The distance and the time for the car are 124.84m and 23.5sec respectively.

Explanation:

The total acceleration of the car is given as,

$a=\sqrt{a^2_t+a^2_n}$      (1)

Where,

a=total acceleration of the car

at=tangential acceleration of the car

an=normal acceleration of the car

From the question we have,

at=0.6m/s²

a=0.75m/s²

The radius of the curved road(r)=250m

By substituting the value of at and a in equation (1) we get;

$0.75=\sqrt{(0.6)^2+a^2_n}$

$a_n=\sqrt{(0.75)^2-(0.6)^2} =\sqrt{0.2025}=0.45m/s^2$

Then,

$a_n=\frac{v^2}{r}$      (2)

$v=\sqrt{a_n r} =\sqrt{0.45\times 250} =10.60m/s$

From the first equation of motion we have,

$v=u+ta_n$      (3)

$10.60=0+t\times 0.45$  (u=0 as the car starts from rest)

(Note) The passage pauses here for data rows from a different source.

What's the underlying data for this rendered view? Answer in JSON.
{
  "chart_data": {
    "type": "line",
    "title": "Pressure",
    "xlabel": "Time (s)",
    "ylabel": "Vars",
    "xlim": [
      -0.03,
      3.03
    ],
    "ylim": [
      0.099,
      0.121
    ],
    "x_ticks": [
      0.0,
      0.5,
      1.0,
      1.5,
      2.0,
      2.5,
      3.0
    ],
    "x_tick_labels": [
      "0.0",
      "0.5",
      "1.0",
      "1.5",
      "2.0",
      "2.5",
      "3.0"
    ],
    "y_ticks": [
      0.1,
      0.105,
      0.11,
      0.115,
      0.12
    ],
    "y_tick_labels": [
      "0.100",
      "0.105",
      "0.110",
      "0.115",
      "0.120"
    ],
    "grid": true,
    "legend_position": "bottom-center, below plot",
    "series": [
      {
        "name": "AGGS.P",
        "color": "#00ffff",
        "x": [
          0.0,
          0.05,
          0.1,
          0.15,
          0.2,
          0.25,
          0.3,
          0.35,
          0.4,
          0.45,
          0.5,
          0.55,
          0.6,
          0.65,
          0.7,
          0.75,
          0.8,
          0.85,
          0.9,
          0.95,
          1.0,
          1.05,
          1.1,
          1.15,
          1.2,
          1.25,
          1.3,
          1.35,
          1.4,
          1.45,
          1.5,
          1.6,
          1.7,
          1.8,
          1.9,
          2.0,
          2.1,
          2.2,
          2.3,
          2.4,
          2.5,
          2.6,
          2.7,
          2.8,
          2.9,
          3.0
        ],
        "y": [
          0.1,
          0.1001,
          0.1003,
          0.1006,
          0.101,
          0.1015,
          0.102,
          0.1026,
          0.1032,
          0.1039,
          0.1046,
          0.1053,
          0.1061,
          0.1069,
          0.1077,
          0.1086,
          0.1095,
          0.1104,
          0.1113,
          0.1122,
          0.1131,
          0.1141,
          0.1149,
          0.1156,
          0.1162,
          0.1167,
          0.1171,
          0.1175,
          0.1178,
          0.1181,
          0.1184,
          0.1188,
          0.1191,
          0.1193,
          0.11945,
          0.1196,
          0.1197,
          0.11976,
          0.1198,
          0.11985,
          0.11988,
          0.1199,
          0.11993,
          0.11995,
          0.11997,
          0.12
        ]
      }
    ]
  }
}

$t=\frac{10.60}{0.45} =23.5sec$  

From the third equation of motion we have,

$v^2-u^2=2a_ns$

$(10.60)^2-(0)^2=2\times 0.45\times s$

$s=\frac{(10.60)^2}{2\times 0.45} =124.84m$

Hence, the distance and the time for which that car will travel before the magnitude of total acceleration attained by it becomes 0.75m/s² is  124.84m and 23.5sec respectively.